Flom acknowledges that he probably was somewhat naive in choosing his attorneys. He says he assumed that if they were lawyers “they knew the law.” He advises anyone facing bankruptcy to hire an attorney with a proven track record in bankruptcy practice, someone who regularly works with the intricacies of the bankruptcy code.

“There’s nothing wrong with coming right out and asking an attorney how many {bankruptcy} cases he has done, if he does them occasionally or if he specializes,” Creasey says. In addition, Creasey says, people should ask how much experience an attorney has with particular types of debt problems, be they tax arrears, mortgages or credit card debt.

Shopping for a lawyer

Molly Shields, a Twin Cities attorney who also is a Chapter 7 trustee, says competition among lawyers for clients currently means that some people can “shop for price.” But she cautioned that it’s better to do that if you have an uncomplicated case. It may be worth it to pay more in fees to get the right lawyer to handle a complicated case.

Karen Mayo’s Chapter 7 filing was a reasonably straightforward case, but she credits her attorney for making it much easier for her. Mayo, who now works as a residential services coordinator at a senior citizens’ development, had just earned a teaching degree but didn’t have a steady job when her husband left her about 10 years ago. She was left with thousands of dollars in medical bills he had accumulated, plus the expenses of raising four children.

“I paid the people who screamed the loudest” – the health care providers, Mayo said. That left her with little money for other things, such as clothes for her kids, and as a result her credit card debt began to climb. In addition, she was still responsible for paying a student loan.

An acquaintance referred her to a family practice attorney who advised her to file for Chapter 7. It cost her $600, but it wiped the financial slate clean of everything but her student loan.

“What I remember the most is how much time he spent explaining the theory behind bankruptcy, how it was designed to give people a fresh start.
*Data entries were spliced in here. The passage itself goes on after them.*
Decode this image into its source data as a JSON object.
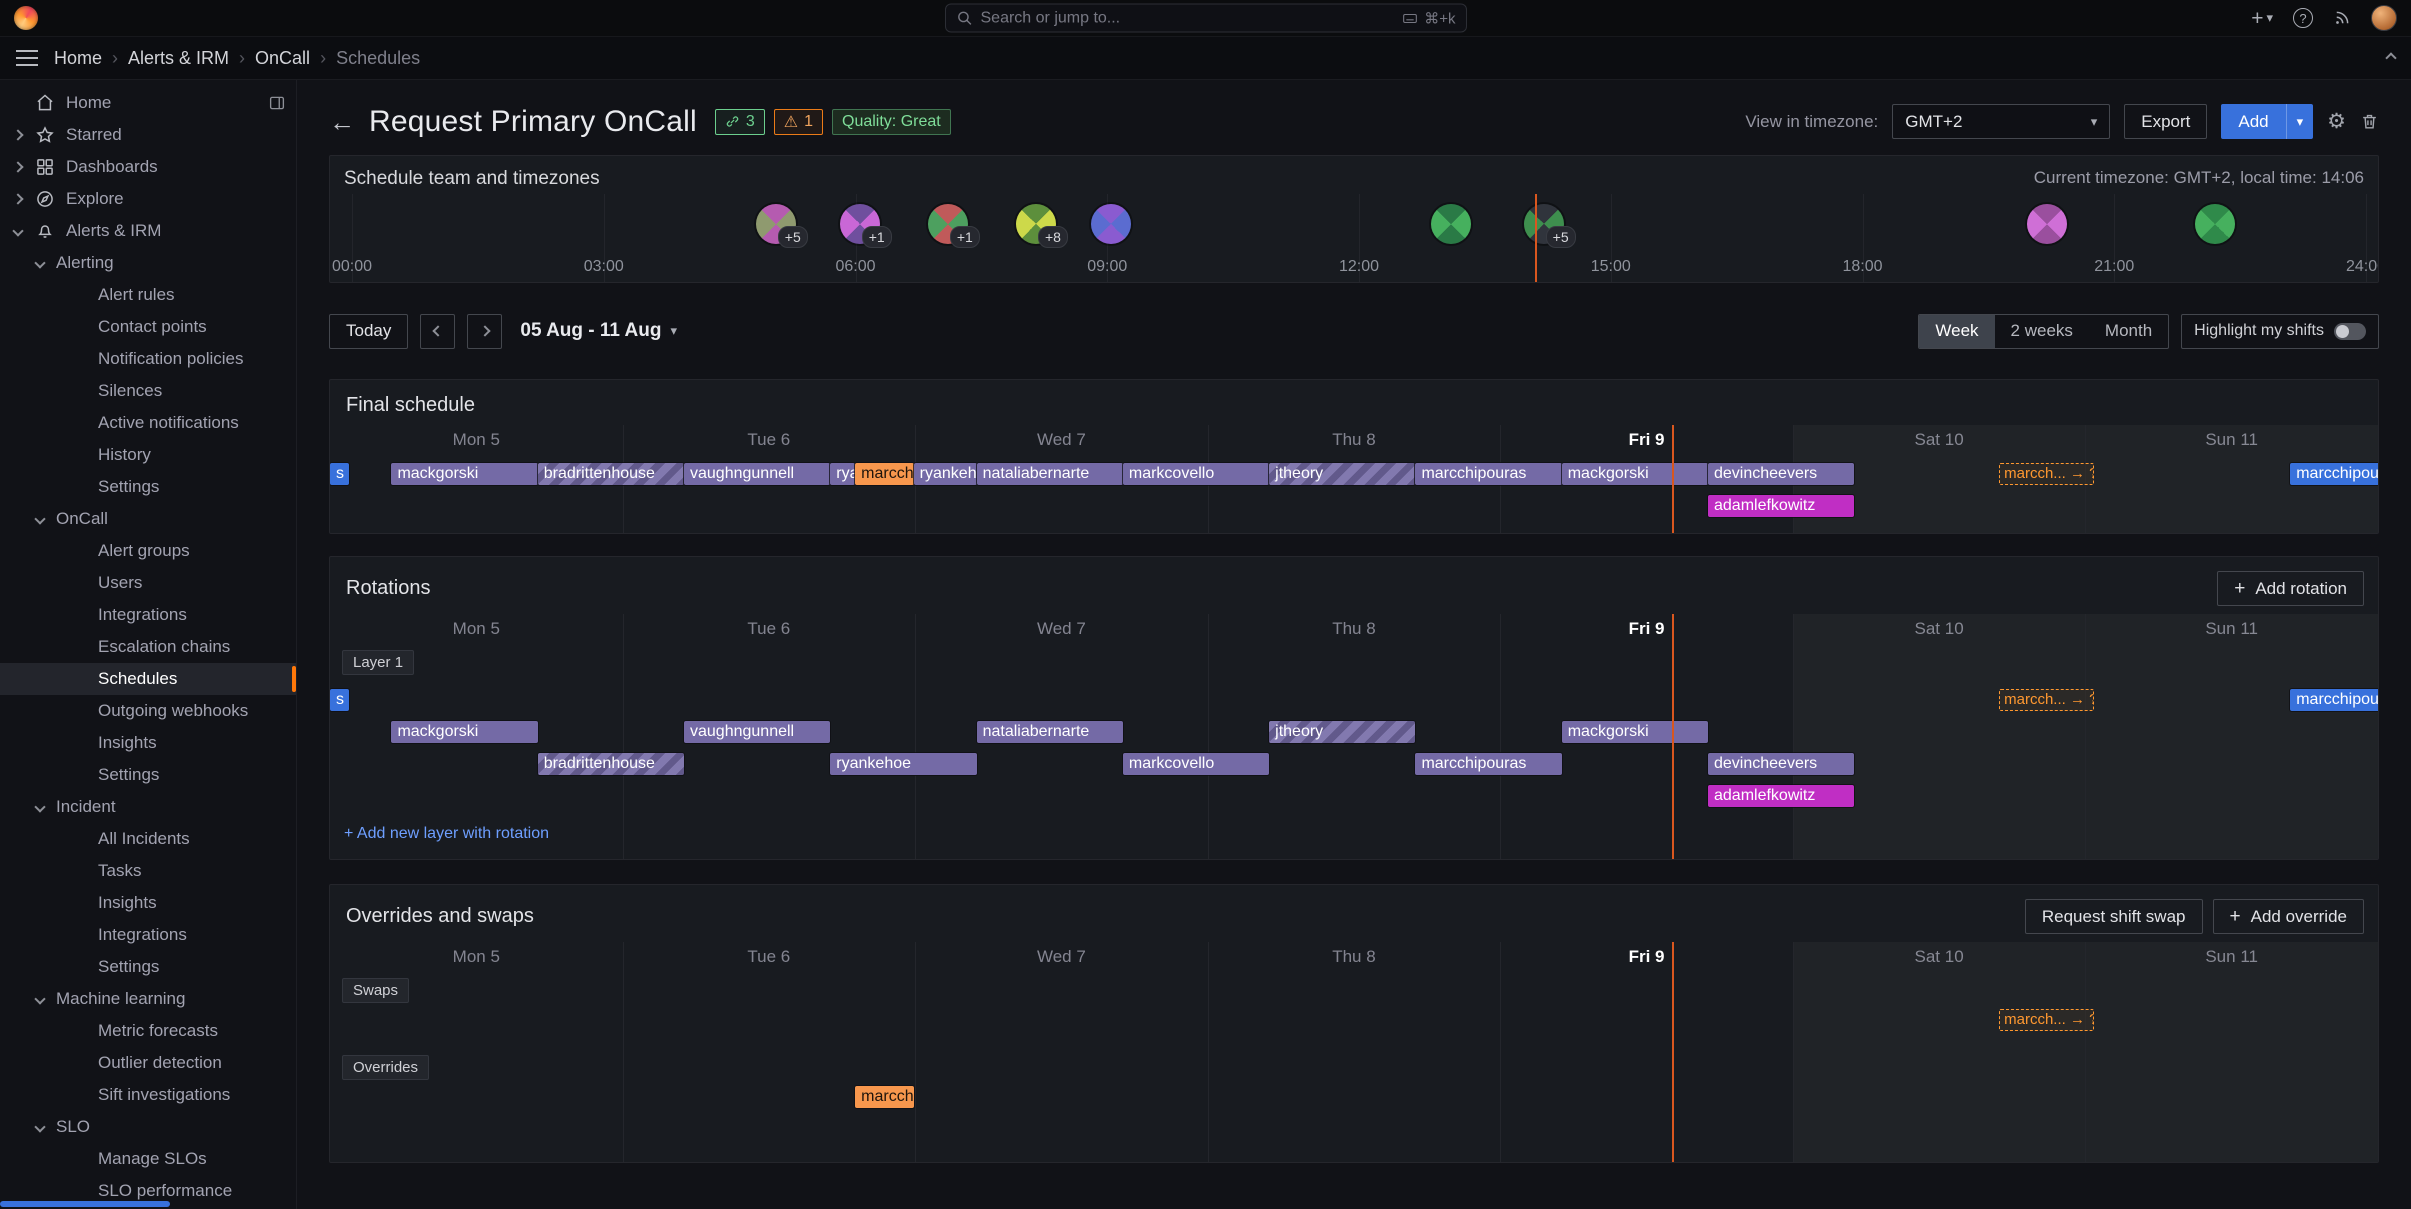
{
  "topbar": {
    "search_placeholder": "Search or jump to...",
    "search_shortcut": "⌘+k"
  },
  "breadcrumb": [
    "Home",
    "Alerts & IRM",
    "OnCall",
    "Schedules"
  ],
  "sidebar": {
    "items": [
      {
        "label": "Home",
        "level": 0,
        "icon": "home",
        "trailing": "dock"
      },
      {
        "label": "Starred",
        "level": 0,
        "icon": "star",
        "chevron": "right"
      },
      {
        "label": "Dashboards",
        "level": 0,
        "icon": "apps",
        "chevron": "right"
      },
      {
        "label": "Explore",
        "level": 0,
        "icon": "compass",
        "chevron": "right"
      },
      {
        "label": "Alerts & IRM",
        "level": 0,
        "icon": "bell",
        "chevron": "down"
      },
      {
        "label": "Alerting",
        "level": 1,
        "chevron": "down"
      },
      {
        "label": "Alert rules",
        "level": 2
      },
      {
        "label": "Contact points",
        "level": 2
      },
      {
        "label": "Notification policies",
        "level": 2
      },
      {
        "label": "Silences",
        "level": 2
      },
      {
        "label": "Active notifications",
        "level": 2
      },
      {
        "label": "History",
        "level": 2
      },
      {
        "label": "Settings",
        "level": 2
      },
      {
        "label": "OnCall",
        "level": 1,
        "chevron": "down"
      },
      {
        "label": "Alert groups",
        "level": 2
      },
      {
        "label": "Users",
        "level": 2
      },
      {
        "label": "Integrations",
        "level": 2
      },
      {
        "label": "Escalation chains",
        "level": 2
      },
      {
        "label": "Schedules",
        "level": 2,
        "active": true
      },
      {
        "label": "Outgoing webhooks",
        "level": 2
      },
      {
        "label": "Insights",
        "level": 2
      },
      {
        "label": "Settings",
        "level": 2
      },
      {
        "label": "Incident",
        "level": 1,
        "chevron": "down"
      },
      {
        "label": "All Incidents",
        "level": 2
      },
      {
        "label": "Tasks",
        "level": 2
      },
      {
        "label": "Insights",
        "level": 2
      },
      {
        "label": "Integrations",
        "level": 2
      },
      {
        "label": "Settings",
        "level": 2
      },
      {
        "label": "Machine learning",
        "level": 1,
        "chevron": "down"
      },
      {
        "label": "Metric forecasts",
        "level": 2
      },
      {
        "label": "Outlier detection",
        "level": 2
      },
      {
        "label": "Sift investigations",
        "level": 2
      },
      {
        "label": "SLO",
        "level": 1,
        "chevron": "down"
      },
      {
        "label": "Manage SLOs",
        "level": 2
      },
      {
        "label": "SLO performance",
        "level": 2
      }
    ]
  },
  "header": {
    "title": "Request Primary OnCall",
    "link_badge": "3",
    "warning_badge": "1",
    "quality_badge": "Quality: Great",
    "timezone_label": "View in timezone:",
    "timezone_value": "GMT+2",
    "export_label": "Export",
    "add_label": "Add"
  },
  "team_panel": {
    "title": "Schedule team and timezones",
    "current_info": "Current timezone: GMT+2, local time: 14:06",
    "ticks": [
      "00:00",
      "03:00",
      "06:00",
      "09:00",
      "12:00",
      "15:00",
      "18:00",
      "21:00",
      "24:00"
    ],
    "now_hour": 14.1,
    "avatars": [
      {
        "hour": 5.05,
        "badge": "+5",
        "c1": "#8f9a6f",
        "c2": "#b55bb0"
      },
      {
        "hour": 6.05,
        "badge": "+1",
        "c1": "#c967d6",
        "c2": "#6f4f9e"
      },
      {
        "hour": 7.1,
        "badge": "+1",
        "c1": "#4da05f",
        "c2": "#c05a5a"
      },
      {
        "hour": 8.15,
        "badge": "+8",
        "c1": "#cdd94a",
        "c2": "#5d8f3c"
      },
      {
        "hour": 9.05,
        "badge": null,
        "c1": "#5b6cd0",
        "c2": "#8a5bd0"
      },
      {
        "hour": 13.1,
        "badge": null,
        "c1": "#46b05e",
        "c2": "#2a7a46"
      },
      {
        "hour": 14.2,
        "badge": "+5",
        "c1": "#3e8f4e",
        "c2": "#30343c"
      },
      {
        "hour": 20.2,
        "badge": null,
        "c1": "#cf6fd6",
        "c2": "#9a4f9e"
      },
      {
        "hour": 22.2,
        "badge": null,
        "c1": "#46b05e",
        "c2": "#2f8a4a"
      }
    ]
  },
  "datenav": {
    "today": "Today",
    "range": "05 Aug - 11 Aug",
    "views": [
      "Week",
      "2 weeks",
      "Month"
    ],
    "active_view": "Week",
    "highlight_label": "Highlight my shifts"
  },
  "timeline": {
    "days": [
      "Mon 5",
      "Tue 6",
      "Wed 7",
      "Thu 8",
      "Fri 9",
      "Sat 10",
      "Sun 11"
    ],
    "today_index": 4,
    "now_day": 4.588
  },
  "final_schedule": {
    "title": "Final schedule",
    "rows": [
      [
        {
          "label": "s",
          "start": 0,
          "end": 0.065,
          "color": "blue"
        },
        {
          "label": "mackgorski",
          "start": 0.21,
          "end": 0.71,
          "color": "purple"
        },
        {
          "label": "bradrittenhouse",
          "start": 0.71,
          "end": 1.21,
          "color": "purple",
          "hatched": true
        },
        {
          "label": "vaughngunnell",
          "start": 1.21,
          "end": 1.71,
          "color": "purple"
        },
        {
          "label": "ryankehoe",
          "start": 1.71,
          "end": 1.795,
          "color": "purple"
        },
        {
          "label": "marcchipouras",
          "start": 1.795,
          "end": 1.995,
          "color": "orange"
        },
        {
          "label": "ryankehoe",
          "start": 1.995,
          "end": 2.21,
          "color": "purple"
        },
        {
          "label": "nataliabernarte",
          "start": 2.21,
          "end": 2.71,
          "color": "purple"
        },
        {
          "label": "markcovello",
          "start": 2.71,
          "end": 3.21,
          "color": "purple"
        },
        {
          "label": "jtheory",
          "start": 3.21,
          "end": 3.71,
          "color": "purple",
          "hatched": true
        },
        {
          "label": "marcchipouras",
          "start": 3.71,
          "end": 4.21,
          "color": "purple"
        },
        {
          "label": "mackgorski",
          "start": 4.21,
          "end": 4.71,
          "color": "purple"
        },
        {
          "label": "devincheevers",
          "start": 4.71,
          "end": 5.21,
          "color": "purple"
        },
        {
          "label": "marcch... → ?",
          "start": 5.705,
          "end": 6.03,
          "type": "swap"
        },
        {
          "label": "marcchipouras",
          "start": 6.7,
          "end": 7.02,
          "color": "blue"
        }
      ],
      [
        {
          "label": "adamlefkowitz",
          "start": 4.71,
          "end": 5.21,
          "color": "magenta"
        }
      ]
    ]
  },
  "rotations": {
    "title": "Rotations",
    "add_rotation_label": "Add rotation",
    "layer_label": "Layer 1",
    "add_layer_label": "+ Add new layer with rotation",
    "rows": [
      [
        {
          "label": "s",
          "start": 0,
          "end": 0.065,
          "color": "blue"
        },
        {
          "label": "marcch... → ?",
          "start": 5.705,
          "end": 6.03,
          "type": "swap"
        },
        {
          "label": "marcchipouras",
          "start": 6.7,
          "end": 7.02,
          "color": "blue"
        }
      ],
      [
        {
          "label": "mackgorski",
          "start": 0.21,
          "end": 0.71,
          "color": "purple"
        },
        {
          "label": "vaughngunnell",
          "start": 1.21,
          "end": 1.71,
          "color": "purple"
        },
        {
          "label": "nataliabernarte",
          "start": 2.21,
          "end": 2.71,
          "color": "purple"
        },
        {
          "label": "jtheory",
          "start": 3.21,
          "end": 3.71,
          "color": "purple",
          "hatched": true
        },
        {
          "label": "mackgorski",
          "start": 4.21,
          "end": 4.71,
          "color": "purple"
        }
      ],
      [
        {
          "label": "bradrittenhouse",
          "start": 0.71,
          "end": 1.21,
          "color": "purple",
          "hatched": true
        },
        {
          "label": "ryankehoe",
          "start": 1.71,
          "end": 2.21,
          "color": "purple"
        },
        {
          "label": "markcovello",
          "start": 2.71,
          "end": 3.21,
          "color": "purple"
        },
        {
          "label": "marcchipouras",
          "start": 3.71,
          "end": 4.21,
          "color": "purple"
        },
        {
          "label": "devincheevers",
          "start": 4.71,
          "end": 5.21,
          "color": "purple"
        }
      ],
      [
        {
          "label": "adamlefkowitz",
          "start": 4.71,
          "end": 5.21,
          "color": "magenta"
        }
      ]
    ]
  },
  "overrides_panel": {
    "title": "Overrides and swaps",
    "request_swap_label": "Request shift swap",
    "add_override_label": "Add override",
    "swaps_label": "Swaps",
    "overrides_label": "Overrides",
    "swaps_row": [
      {
        "label": "marcch... → ?",
        "start": 5.705,
        "end": 6.03,
        "type": "swap"
      }
    ],
    "overrides_row": [
      {
        "label": "marcchipouras",
        "start": 1.795,
        "end": 1.995,
        "color": "orange"
      }
    ]
  },
  "colors": {
    "purple": "#746aa6",
    "blue": "#3871dc",
    "magenta": "#c02ec4",
    "orange": "#f7974d",
    "swap": "#ff9830",
    "now": "#d9571f",
    "accent": "#ff780a",
    "primary": "#3871dc",
    "success": "#6ccf8e",
    "warning": "#eb7b18"
  }
}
He was extremely patient and kind, advising me on the importance of moving toward establishing a good credit rating once the bankruptcy was over,” she said.

Mayo said she’d advise people looking for a bankruptcy attorney to get a word-of-mouth referral. “I’d put more stock in that than any advertising,” she said.

Mayo’s good experience also shows how important it is to feel comfortable with your attorney. Ball says the right chemistry between clients and attorneys is essential to a good working relationship.

Flom can testify to that, too. Looking back, he says he should have known that things weren’t going well with the attorney he eventually fired.

“If the guy had been a doctor, you would say he had the bedside manner of a mortician,” Flom said. “There just was no relationship.”